Asked if a shortage of IT talent in the public sector exists, the spokeswoman replied: "Not limited to the public sector, there has been a growing need for IT professionals with strong technical skills and knowledge in their respective domains, and also the enhanced capabilities to meet challenges put forth by emerging trends and new strategic growth areas, including business analytics, cloud computing and green technologies."

Make IT talent retention a priority
Robert Half's Hird pointed out that retaining competent IT employees should always be a priority for all organizations, be it the public or private sector.

With the improving economy, top IT professionals everywhere are faced with "more career options and have greater job mobility". Coupled with ongoing issue of skills shortage, organizations today are more aware of the need to implement sound retention strategies to stem the brain drain to support their business for long-term growth, he said.

Hird added that to retain staff, employers should implement regular training programs to "enable their staff to progress as an individual", which will translate to long-term benefits for the organization.

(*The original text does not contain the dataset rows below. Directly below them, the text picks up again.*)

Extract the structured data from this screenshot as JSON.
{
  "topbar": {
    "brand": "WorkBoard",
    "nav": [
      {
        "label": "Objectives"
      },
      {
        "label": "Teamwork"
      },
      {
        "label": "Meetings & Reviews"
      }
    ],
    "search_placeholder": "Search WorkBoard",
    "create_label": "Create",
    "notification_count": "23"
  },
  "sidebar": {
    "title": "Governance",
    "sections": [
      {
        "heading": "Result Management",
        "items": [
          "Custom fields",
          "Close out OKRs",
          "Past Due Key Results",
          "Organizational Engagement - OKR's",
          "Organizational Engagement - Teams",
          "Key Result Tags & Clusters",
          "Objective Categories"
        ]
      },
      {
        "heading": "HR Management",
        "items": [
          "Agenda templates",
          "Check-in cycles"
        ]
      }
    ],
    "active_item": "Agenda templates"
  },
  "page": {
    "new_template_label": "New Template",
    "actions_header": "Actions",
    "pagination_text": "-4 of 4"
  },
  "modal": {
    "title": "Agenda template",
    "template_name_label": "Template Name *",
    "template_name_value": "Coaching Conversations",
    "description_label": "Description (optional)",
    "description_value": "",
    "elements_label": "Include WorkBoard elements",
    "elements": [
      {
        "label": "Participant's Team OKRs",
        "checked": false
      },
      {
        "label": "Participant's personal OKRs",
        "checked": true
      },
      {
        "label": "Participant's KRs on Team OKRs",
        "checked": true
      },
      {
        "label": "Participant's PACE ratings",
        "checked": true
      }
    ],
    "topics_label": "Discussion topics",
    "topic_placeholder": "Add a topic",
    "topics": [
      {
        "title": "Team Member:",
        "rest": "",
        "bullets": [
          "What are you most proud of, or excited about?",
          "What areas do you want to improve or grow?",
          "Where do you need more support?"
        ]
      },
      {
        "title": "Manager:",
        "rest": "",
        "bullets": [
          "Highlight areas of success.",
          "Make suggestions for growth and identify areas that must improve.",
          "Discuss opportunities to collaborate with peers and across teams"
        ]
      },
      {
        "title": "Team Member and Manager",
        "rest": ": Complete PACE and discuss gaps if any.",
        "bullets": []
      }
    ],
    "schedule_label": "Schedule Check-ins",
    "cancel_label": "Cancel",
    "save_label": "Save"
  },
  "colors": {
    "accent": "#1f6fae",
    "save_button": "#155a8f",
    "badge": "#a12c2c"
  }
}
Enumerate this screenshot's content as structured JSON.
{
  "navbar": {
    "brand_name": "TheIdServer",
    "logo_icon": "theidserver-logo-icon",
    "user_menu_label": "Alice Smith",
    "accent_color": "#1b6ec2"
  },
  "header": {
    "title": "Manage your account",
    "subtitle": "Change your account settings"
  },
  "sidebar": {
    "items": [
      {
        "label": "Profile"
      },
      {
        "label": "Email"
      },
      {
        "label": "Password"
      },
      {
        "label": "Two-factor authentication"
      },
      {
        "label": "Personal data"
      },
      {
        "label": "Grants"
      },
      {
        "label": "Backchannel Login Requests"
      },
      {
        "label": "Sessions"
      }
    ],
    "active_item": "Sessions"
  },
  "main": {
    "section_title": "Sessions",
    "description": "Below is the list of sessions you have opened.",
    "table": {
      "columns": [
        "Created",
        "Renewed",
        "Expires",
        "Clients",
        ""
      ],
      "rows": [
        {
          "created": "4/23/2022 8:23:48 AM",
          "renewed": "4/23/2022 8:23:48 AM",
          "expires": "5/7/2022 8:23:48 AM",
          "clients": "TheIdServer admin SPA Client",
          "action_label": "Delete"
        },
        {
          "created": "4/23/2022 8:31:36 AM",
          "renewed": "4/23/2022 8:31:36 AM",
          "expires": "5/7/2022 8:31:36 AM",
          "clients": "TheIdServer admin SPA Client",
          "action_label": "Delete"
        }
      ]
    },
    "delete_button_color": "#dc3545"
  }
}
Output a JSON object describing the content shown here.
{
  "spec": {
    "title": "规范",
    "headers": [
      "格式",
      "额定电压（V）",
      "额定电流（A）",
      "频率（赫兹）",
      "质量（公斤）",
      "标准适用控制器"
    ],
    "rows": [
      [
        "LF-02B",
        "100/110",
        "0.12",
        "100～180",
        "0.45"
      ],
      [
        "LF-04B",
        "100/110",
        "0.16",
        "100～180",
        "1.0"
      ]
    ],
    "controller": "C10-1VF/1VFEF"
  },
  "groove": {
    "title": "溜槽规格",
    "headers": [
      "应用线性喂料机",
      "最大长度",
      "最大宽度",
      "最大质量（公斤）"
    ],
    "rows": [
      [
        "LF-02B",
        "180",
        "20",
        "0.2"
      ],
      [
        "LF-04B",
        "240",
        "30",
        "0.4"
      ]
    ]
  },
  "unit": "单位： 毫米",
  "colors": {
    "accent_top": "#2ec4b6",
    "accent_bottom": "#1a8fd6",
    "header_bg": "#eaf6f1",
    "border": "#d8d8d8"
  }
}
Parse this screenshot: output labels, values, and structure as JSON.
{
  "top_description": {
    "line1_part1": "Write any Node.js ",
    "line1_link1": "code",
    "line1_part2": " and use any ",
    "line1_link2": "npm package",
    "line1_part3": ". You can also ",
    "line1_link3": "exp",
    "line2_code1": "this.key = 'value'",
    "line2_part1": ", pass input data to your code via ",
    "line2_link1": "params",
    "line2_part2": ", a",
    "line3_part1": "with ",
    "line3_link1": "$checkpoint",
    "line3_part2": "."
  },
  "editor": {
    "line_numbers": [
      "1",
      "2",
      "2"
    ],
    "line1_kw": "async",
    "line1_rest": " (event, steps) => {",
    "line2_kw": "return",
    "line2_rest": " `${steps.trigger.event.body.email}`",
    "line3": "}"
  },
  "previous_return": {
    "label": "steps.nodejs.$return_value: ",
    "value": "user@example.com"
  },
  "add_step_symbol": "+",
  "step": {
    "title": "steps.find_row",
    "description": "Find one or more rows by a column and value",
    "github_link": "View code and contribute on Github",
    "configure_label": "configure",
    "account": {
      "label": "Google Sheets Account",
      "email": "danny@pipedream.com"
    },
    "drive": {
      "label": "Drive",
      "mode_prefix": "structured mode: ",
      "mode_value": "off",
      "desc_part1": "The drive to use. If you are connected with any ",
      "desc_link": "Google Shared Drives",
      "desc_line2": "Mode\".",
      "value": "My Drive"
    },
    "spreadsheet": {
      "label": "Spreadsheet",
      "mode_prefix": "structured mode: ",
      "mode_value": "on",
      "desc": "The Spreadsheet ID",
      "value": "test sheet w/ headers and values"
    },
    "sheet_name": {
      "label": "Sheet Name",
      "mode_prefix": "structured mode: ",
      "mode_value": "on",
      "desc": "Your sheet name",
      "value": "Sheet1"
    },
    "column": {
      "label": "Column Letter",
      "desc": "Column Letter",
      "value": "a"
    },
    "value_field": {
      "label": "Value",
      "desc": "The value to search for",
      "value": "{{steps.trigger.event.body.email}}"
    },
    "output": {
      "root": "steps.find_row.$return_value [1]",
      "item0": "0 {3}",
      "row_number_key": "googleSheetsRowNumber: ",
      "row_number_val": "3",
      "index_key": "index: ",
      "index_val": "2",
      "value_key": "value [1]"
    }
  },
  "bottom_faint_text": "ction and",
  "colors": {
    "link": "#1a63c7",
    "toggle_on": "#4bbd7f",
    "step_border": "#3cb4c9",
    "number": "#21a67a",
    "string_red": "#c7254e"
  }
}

In addition, inter-organizational mobility such as overseas postings or short-term project work can also allow employees to expand their horizons and maintain interest in their job by gaining access to a variety of work beyond their usual job scope, he suggested.

The IDA spokeswoman said the statutory board provides regular ICT training programs for both internal infocomm personnel and end-users in the public sector. The courses are compliant with the National Infocomm Competency Framework (NICF), which is a career developing and training framework articulating the various competencies need for key ICT roles.